Regardless of an IPA trend, keeping money in a breweries pockets while making more beer is a good thing. This can mean more money for canning lines, fermenters, staffing, equipment upgrades and so on. It’s can be a good business decision, if it fits your breweries’ setup. Sometimes as a business you make those decisions to get to the place you want to be at. And with these sort of trends, are opportunities for breweries to build that revenue to get to that next place and I think fans are ready with their wheelbarrows.
Let’s be clear, I am not suggesting brewers should do this just for the money. Nor am I suggesting they do this because it’s a trend. Ultimately, good business decisions should be made with a focus on a quality product. Experimentation is a good thing and a vital part of brewing and a community of breweries and we need more of it!
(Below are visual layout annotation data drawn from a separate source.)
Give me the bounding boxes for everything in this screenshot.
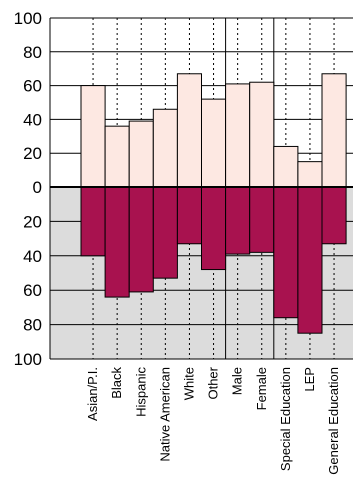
bar-upper-4: [176, 73, 202, 188]
x-label-8: Special Education: [278, 367, 293, 471]
x-label-3: Native American: [157, 367, 172, 462]
y-tick-lower-4: 100: [14, 350, 42, 369]
y-tick-upper-0: 100: [14, 9, 42, 28]
y-tick-upper-2: 60: [23, 77, 42, 96]
y-tick-lower-2: 60: [23, 281, 42, 300]
y-tick-upper-5: 0: [33, 178, 42, 197]
bar-lower-5: [201, 186, 227, 271]
bar-upper-0: [80, 85, 106, 188]
x-label-2: Hispanic: [133, 367, 148, 417]
bar-upper-7: [249, 81, 275, 188]
bar-upper-1: [104, 125, 130, 188]
x-axis-category-labels: Asian/P.I. Black Hispanic Native American Wh…: [85, 366, 341, 474]
y-tick-lower-1: 40: [23, 247, 42, 266]
bar-upper-6: [225, 83, 251, 188]
bar-lower-1: [104, 186, 130, 298]
bar-lower-7: [249, 186, 275, 253]
y-tick-lower-3: 80: [23, 316, 42, 335]
x-label-7: Female: [254, 367, 269, 410]
bar-lower-2: [128, 186, 154, 293]
bar-upper-9: [297, 161, 323, 188]
x-label-10: General Education: [326, 367, 341, 475]
y-tick-upper-4: 20: [23, 144, 42, 163]
x-label-5: Other: [206, 366, 221, 399]
x-label-0: Asian/P.I.: [85, 367, 100, 421]
bar-upper-5: [201, 98, 227, 188]
bar-lower-0: [80, 186, 106, 257]
y-tick-upper-3: 40: [23, 110, 42, 129]
bars-group: [80, 73, 347, 334]
x-label-4: White: [181, 367, 196, 400]
y-axis-tick-labels: 100 80 60 40 20 0 20 40 60 80 100: [14, 9, 42, 369]
y-tick-upper-1: 80: [23, 43, 42, 62]
bar-upper-8: [273, 145, 299, 188]
bar-upper-2: [128, 120, 154, 188]
x-label-6: Male: [230, 367, 245, 395]
bar-upper-10: [321, 73, 347, 188]
bar-lower-9: [297, 186, 323, 334]
bar-upper-3: [152, 108, 178, 188]
bar-lower-4: [176, 186, 202, 245]
x-label-1: Black: [109, 367, 124, 399]
y-tick-lower-0: 20: [23, 212, 42, 231]
bar-lower-8: [273, 186, 299, 319]
bar-lower-3: [152, 186, 178, 279]
x-label-9: LEP: [302, 367, 317, 392]
bar-lower-10: [321, 186, 347, 245]
bar-lower-6: [225, 186, 251, 255]
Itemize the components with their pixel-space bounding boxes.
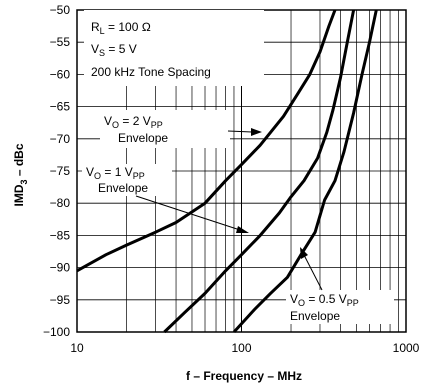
arrow-2vpp-head <box>251 128 262 136</box>
label-05vpp-bg <box>286 290 394 324</box>
conditions-box-bg <box>84 10 264 86</box>
arrow-2vpp-line <box>227 130 253 133</box>
series-label-1vpp: VO = 1 VPP <box>86 165 145 181</box>
rl-condition: RL = 100 Ω <box>91 20 151 36</box>
y-tick-label: −95 <box>50 293 71 307</box>
y-tick-label: −80 <box>50 196 71 210</box>
y-axis-title: IMD3 – dBc <box>12 143 29 206</box>
x-tick-label: 1000 <box>393 341 420 355</box>
series-line-1 <box>163 9 356 334</box>
y-tick-label: −60 <box>50 67 71 81</box>
label-1vpp-bg <box>82 164 172 196</box>
series-label-1vpp-envelope: Envelope <box>98 181 148 195</box>
y-tick-label: −70 <box>50 132 71 146</box>
x-axis-title: f – Frequency – MHz <box>186 369 302 383</box>
tick-labels: −100 −95 −90 −85 −80 −75 −70 −65 −60 −55 −50 10 100 1… <box>43 3 420 355</box>
x-tick-label: 10 <box>70 341 84 355</box>
y-tick-label: −65 <box>50 100 71 114</box>
y-tick-label: −100 <box>43 325 70 339</box>
series-line-2 <box>232 9 378 334</box>
label-2vpp-bg <box>100 110 230 148</box>
tone-spacing-condition: 200 kHz Tone Spacing <box>91 65 211 79</box>
series-label-05vpp-envelope: Envelope <box>290 309 340 323</box>
vs-condition: VS = 5 V <box>91 42 137 58</box>
series-line-0 <box>76 9 337 273</box>
y-tick-label: −55 <box>50 35 71 49</box>
series-label-2vpp: VO = 2 VPP <box>104 114 163 130</box>
series-label-05vpp: VO = 0.5 VPP <box>290 292 359 308</box>
series-label-2vpp-envelope: Envelope <box>118 131 168 145</box>
y-tick-label: −85 <box>50 228 71 242</box>
arrow-1vpp-head <box>236 226 249 233</box>
arrow-05vpp-line <box>303 254 323 291</box>
data-series <box>76 9 378 334</box>
y-tick-label: −90 <box>50 261 71 275</box>
y-tick-label: −75 <box>50 164 71 178</box>
x-tick-label: 100 <box>231 341 251 355</box>
arrow-1vpp-line <box>135 195 241 231</box>
y-tick-label: −50 <box>50 3 71 17</box>
arrow-05vpp-head <box>300 247 308 259</box>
Breweries need to keep fresh, keep the creative muscles flexing and the juices, figuratively and literally, flowing. Regardless of us as beer fans and our opinions, breweries even if it’s a small batch. Anything worth doing is worth doing well. If you don’t do it well, try something else. You don’t want to be that brewery that brews the terrible NEIPA’s, right? When a brewery experiments and tries something like this, they set themselves apart and it makes them a better brewery, which is better than the brewery who is trying to make a baseline, mediocre beer brewed for the consuming masses.
For us fans, the big question on our minds could be simply: is the NEIPA a trend?
And to that I answer, who cares?
Is the beer good? If so, let’s drink the hell out of it and hope the breweries can keep up with us.
If not, there’s plenty of other beer where it came from.